Logs and console output

uart:~$ lwm2m update
[00:14:32.302,459] <dbg> net_lwm2m_rd_client: lwm2m_rd_client_service: State: 10
[00:14:32.302,490] <dbg> net_lwm2m_client_app: rd_client_event: Registration update
[00:14:32.302,520] <dbg> net_lwm2m_rd_client: lwm2m_rd_client_service: State: 11
[00:14:32.302,551] <dbg> net_lwm2m_engine: lwm2m_engine_connection_resume: Close and resume a new connection
[00:14:32.302,612] <dbg> modem_hl7800: allow_sleep: Keep awake
[00:14:32.302,612] <dbg> modem_hl7800: wakeup_hl7800: Waiting to wakeup
[00:14:32.303,375] <dbg> modem_hl7800: allow_sleep: Keep awake
[00:14:34.084,136] <dbg> modem_hl7800: hl7800_rx: HANDLE +KUDP_IND:  (len:3)
[00:14:34.084,197] <dbg> modem_hl7800: on_cmd_sock_ind: +KUDP_IND ID: 1
[00:14:34.085,174] <dbg> modem_hl7800: hl7800_rx: HANDLE +KSUP:  (len:1)
[00:14:34.085,235] <inf> modem_hl7800: Startup State: READY
[00:14:34.085,266] <inf> modem_hl7800: Sleep State: AWAKE
[00:14:34.085,388] <dbg> modem_hl7800: send_at_cmd: OUT: [AT+KCNXCFG=1,"GPRS","",,,"IPV4"]
[00:14:34.088,226] <dbg> modem_hl7800: send_at_cmd: sem_take, response_sem
[00:14:34.099,884] <dbg> modem_hl7800: hl7800_rx: HANDLE OK (len:0)
[00:14:34.099,914] <dbg> modem_hl7800: on_cmd_sockok: sem_give, response_sem
[00:14:34.100,006] <dbg> modem_hl7800: send_at_cmd: OUT: [AT+KTCPCFG?]
[00:14:34.101,013] <dbg> modem_hl7800: send_at_cmd: sem_take, response_sem
[00:14:34.105,895] <dbg> modem_hl7800: hl7800_rx: HANDLE OK (len:0)
[00:14:34.105,926] <dbg> modem_hl7800: on_cmd_sockok: sem_give, response_sem
[00:14:34.106,018] <dbg> modem_hl7800: send_at_cmd: OUT: [AT+KUDPCFG?]
[00:14:34.107,055] <dbg> modem_hl7800: send_at_cmd: sem_take, response_sem
[00:14:34.115,600] <dbg> modem_hl7800: hl7800_rx: HANDLE +KUDPCFG:  (len:23)
[00:14:34.115,631] <dbg> modem_hl7800: on_cmd_sockcreate: +KUDPCFG: 1
[00:14:34.115,661] <dbg> modem_hl7800: on_cmd_sockcreate: last socket id. Before: 0, after: 1
[00:14:34.116,119] <dbg> modem_hl7800: hl7800_rx: HANDLE OK (len:0)
[00:14:34.116,119] <dbg> modem_hl7800: on_cmd_sockok: sem_give, sock_send_sem
[00:14:40.107,208] <err> modem_hl7800: Invalid socket_id(-1) for net_ctx:0x20006534!
[00:14:40.107,269] <err> net_lwm2m_engine: Cannot connect UDP (-22)
[00:14:40.107,330] <dbg> modem_hl7800: allow_sleep: Keep awake
[00:14:40.107,391] <dbg> modem_hl7800: send_at_cmd: OUT: [AT+KUDPCLOSE=-1]
[00:14:40.108,825] <dbg> modem_hl7800: send_at_cmd: sem_take, sock_send_sem
[00:14:40.116,088] <dbg> modem_hl7800: hl7800_rx: HANDLE +CME ERROR:  (len:3)
[00:14:40.116,149] <err> modem_hl7800: Error code: 916
[00:14:46.108,947] <err> net_lwm2m_rd_client: Failed to update registration. Falling back to full registration

Environment (please complete the following information):

rerickson1 commented 11 months ago

Thanks for filing this. I have a PR that I need to get started that fixes some sleep issues that will likely fix this.

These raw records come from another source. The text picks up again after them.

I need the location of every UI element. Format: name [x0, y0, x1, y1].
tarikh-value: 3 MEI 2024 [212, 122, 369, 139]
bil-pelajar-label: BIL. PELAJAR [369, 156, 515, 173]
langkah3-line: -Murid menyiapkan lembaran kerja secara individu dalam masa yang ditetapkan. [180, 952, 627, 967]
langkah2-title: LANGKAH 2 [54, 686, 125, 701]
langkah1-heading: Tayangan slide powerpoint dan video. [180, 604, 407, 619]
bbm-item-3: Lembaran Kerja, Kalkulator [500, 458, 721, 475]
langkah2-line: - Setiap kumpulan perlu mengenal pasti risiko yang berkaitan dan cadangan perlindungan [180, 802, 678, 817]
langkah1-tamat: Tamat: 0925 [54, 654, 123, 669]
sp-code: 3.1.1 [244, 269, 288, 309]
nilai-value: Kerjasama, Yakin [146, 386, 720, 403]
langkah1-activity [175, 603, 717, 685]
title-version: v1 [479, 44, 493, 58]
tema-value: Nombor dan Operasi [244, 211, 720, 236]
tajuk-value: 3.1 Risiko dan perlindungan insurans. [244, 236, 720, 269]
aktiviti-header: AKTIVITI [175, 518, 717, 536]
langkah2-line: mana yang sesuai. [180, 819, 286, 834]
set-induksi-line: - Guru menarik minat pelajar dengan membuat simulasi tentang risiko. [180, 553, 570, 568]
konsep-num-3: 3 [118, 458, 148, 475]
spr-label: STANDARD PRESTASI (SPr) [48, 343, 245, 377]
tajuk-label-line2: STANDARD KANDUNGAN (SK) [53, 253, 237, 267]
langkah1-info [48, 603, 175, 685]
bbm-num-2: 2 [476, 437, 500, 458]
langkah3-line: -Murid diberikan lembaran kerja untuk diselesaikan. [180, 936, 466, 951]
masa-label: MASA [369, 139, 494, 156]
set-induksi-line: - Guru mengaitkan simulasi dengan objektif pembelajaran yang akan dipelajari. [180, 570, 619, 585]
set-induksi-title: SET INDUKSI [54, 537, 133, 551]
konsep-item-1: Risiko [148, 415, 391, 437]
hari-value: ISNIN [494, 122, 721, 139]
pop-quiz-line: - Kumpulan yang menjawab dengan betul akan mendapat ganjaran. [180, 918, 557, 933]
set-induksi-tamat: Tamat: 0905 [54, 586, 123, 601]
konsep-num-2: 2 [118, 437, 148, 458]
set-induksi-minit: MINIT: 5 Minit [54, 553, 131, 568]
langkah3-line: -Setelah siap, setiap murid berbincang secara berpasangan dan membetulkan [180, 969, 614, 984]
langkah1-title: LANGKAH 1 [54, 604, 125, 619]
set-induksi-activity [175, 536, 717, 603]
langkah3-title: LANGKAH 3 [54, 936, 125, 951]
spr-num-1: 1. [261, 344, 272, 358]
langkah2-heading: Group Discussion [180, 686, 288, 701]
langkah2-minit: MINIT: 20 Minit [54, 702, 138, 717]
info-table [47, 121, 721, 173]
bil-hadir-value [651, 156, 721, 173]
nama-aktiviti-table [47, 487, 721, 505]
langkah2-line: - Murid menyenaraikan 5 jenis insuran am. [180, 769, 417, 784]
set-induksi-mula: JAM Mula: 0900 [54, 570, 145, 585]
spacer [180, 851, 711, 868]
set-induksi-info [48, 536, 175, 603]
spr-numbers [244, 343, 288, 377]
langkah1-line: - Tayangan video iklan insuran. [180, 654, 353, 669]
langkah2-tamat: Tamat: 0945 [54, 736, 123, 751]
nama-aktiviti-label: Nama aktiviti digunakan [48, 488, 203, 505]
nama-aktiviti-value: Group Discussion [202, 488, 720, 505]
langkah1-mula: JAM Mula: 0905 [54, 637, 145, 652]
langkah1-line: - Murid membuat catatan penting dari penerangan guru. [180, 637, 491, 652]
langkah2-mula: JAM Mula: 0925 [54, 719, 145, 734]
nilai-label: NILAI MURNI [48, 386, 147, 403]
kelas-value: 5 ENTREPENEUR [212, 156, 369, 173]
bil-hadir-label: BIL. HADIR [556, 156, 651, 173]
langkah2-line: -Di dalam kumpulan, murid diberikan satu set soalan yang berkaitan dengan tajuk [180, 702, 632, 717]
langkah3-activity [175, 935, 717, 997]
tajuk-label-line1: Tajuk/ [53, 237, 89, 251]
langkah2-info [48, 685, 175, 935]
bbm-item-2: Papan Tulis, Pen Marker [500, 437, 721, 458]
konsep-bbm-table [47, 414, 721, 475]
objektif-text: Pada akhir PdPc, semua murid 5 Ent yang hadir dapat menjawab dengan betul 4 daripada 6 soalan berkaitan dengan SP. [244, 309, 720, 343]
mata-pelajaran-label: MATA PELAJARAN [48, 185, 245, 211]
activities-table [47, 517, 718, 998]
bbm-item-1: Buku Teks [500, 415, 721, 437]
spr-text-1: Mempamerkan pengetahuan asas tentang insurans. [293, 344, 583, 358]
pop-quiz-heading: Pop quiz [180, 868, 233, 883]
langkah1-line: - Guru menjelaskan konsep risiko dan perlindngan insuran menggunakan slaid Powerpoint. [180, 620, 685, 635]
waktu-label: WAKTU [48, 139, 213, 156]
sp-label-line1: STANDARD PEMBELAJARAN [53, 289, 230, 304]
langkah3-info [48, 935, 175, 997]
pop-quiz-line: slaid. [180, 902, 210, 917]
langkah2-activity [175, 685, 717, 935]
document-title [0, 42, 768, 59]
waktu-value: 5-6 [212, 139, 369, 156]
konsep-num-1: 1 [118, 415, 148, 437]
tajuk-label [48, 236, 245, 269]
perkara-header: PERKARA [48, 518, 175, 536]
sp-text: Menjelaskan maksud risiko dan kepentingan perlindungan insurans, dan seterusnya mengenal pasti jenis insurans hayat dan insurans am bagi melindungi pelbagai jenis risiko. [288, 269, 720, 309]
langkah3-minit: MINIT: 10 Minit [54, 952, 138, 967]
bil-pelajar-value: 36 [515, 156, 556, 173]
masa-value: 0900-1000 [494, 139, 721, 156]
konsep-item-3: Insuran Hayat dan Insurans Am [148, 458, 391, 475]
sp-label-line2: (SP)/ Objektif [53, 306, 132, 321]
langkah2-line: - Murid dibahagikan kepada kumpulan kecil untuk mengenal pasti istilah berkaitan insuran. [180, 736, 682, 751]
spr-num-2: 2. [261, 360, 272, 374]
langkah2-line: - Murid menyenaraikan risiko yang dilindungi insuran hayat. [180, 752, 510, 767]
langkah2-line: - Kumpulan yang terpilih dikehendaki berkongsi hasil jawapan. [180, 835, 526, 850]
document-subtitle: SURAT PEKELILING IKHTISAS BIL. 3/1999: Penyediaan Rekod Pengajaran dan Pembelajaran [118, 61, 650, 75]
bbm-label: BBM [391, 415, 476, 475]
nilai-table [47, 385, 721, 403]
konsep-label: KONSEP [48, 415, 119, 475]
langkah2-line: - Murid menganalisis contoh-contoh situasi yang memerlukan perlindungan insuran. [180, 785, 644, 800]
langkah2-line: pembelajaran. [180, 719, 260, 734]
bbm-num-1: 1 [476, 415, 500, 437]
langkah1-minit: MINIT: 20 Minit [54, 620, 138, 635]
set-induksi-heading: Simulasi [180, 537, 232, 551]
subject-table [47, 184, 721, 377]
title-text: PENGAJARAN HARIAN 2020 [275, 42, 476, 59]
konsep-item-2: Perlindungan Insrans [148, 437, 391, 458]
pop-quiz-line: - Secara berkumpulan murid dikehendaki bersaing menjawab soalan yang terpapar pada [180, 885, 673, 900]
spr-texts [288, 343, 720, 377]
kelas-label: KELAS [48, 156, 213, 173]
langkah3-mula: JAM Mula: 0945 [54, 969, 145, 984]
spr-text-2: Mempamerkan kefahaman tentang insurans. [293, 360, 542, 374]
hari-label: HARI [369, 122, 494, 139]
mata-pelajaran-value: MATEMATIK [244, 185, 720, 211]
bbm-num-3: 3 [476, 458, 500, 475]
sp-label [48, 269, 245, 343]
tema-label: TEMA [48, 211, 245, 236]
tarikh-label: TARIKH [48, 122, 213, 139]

github-actions[bot] commented 9 months ago

This issue has been marked as stale because it has been open (more than) 60 days with no activity. Remove the stale label or add a comment saying that you would like to have the label removed otherwise this issue will automatically be closed in 14 days. Note, that you can always re-open a closed issue at any time.